Outfall data collected from buoys
Outfall data collected from buoys
North Shore City Council has retrieved a series of buoys, which have been moored in the Rangitoto Channel, to obtain data needed to help it prepare design details for a new ocean outfall for the Rosedale wastewater treatment plant.
Information on water temperature, salinity and ocean currents recorded by data sensing equipment on the buoys, will now be analysed both here in New Zealand and in the United States.
The proposed new outfall, planned for completion by 2010, will take high quality treated effluent and discharge it 2.6 kilometres out into the Rangitoto Channel.
The water measurements are part of the council's wide-ranging assessment of the entire route, including the on-shore underground section of the outfall.
At the same time as the buoys were retrieved, two further surveys were carried out - one a seabed survey to measure sand levels, and the other a geophysical survey to investigate the composition of the seafloor.

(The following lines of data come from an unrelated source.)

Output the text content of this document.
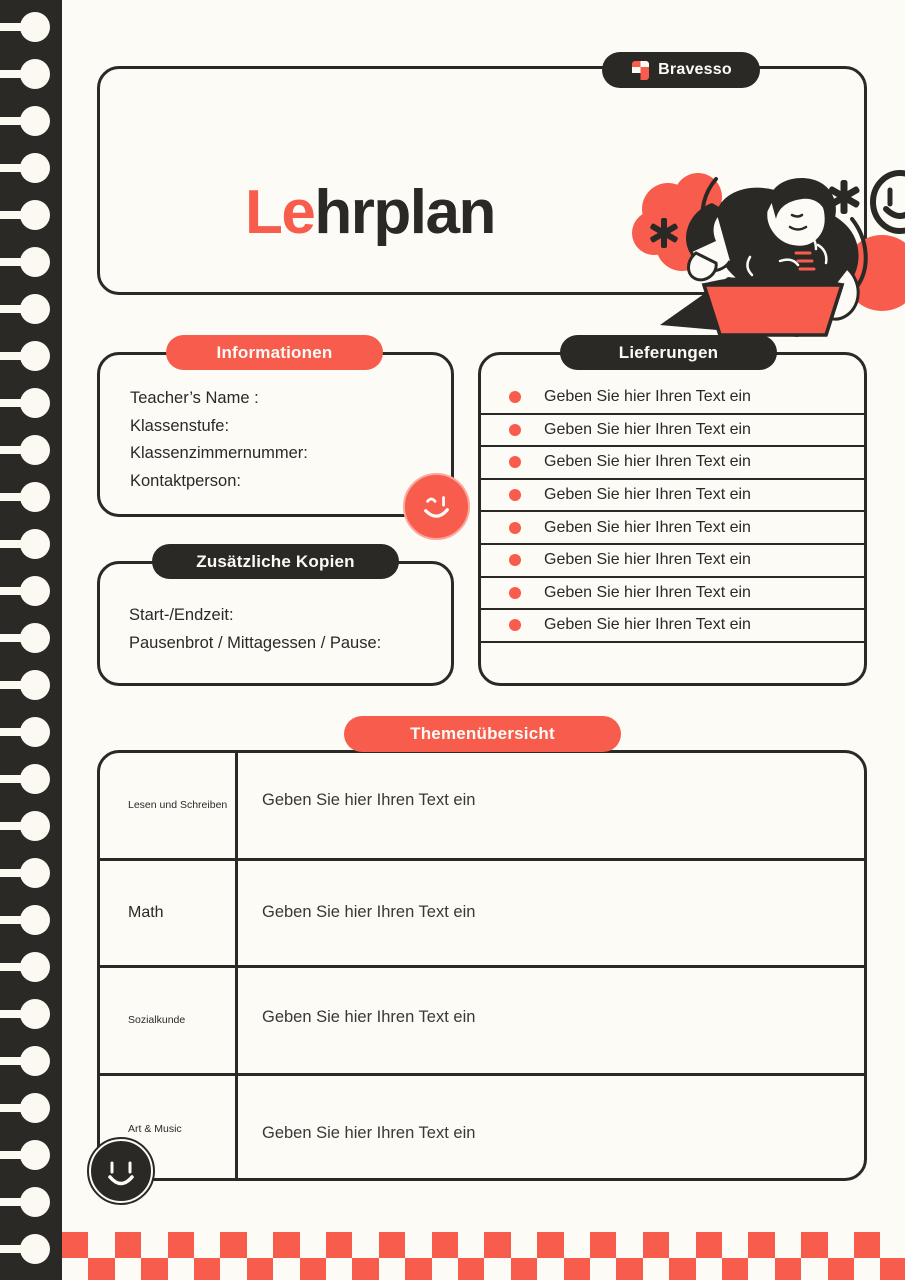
Lehrplan
Bravesso
Informationen
Teacher’s Name :
Klassenstufe:
Klassenzimmernummer:
Kontaktperson:
Zusätzliche Kopien
Start-/Endzeit:
Pausenbrot / Mittagessen / Pause:
Geben Sie hier Ihren Text ein
Geben Sie hier Ihren Text ein
Geben Sie hier Ihren Text ein
Geben Sie hier Ihren Text ein
Geben Sie hier Ihren Text ein
Geben Sie hier Ihren Text ein
Geben Sie hier Ihren Text ein
Geben Sie hier Ihren Text ein
Lieferungen
Themenübersicht
Lesen und Schreiben	Geben Sie hier Ihren Text ein
Math	Geben Sie hier Ihren Text ein
Sozialkunde	Geben Sie hier Ihren Text ein
Art & Music	Geben Sie hier Ihren Text ein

The council is working in association with environmental consultants Maunsell Ltd, and the National Institute of Water and Atmospheric Research (NIWA) to gather and analyse the information.
Council planning and projects group manager Adrian Vosloo, says the buoys obtained a comprehensive set of data, covering the entire six month period they were in the water.
The data will provide valuable information on how the water discharge plumes from the new outfall will dilute and disperse into the Hauraki Gulf, and whether water will form thermal layers during the spring and summer.
Results from the buoys and the two
surveys are expected in about six months time.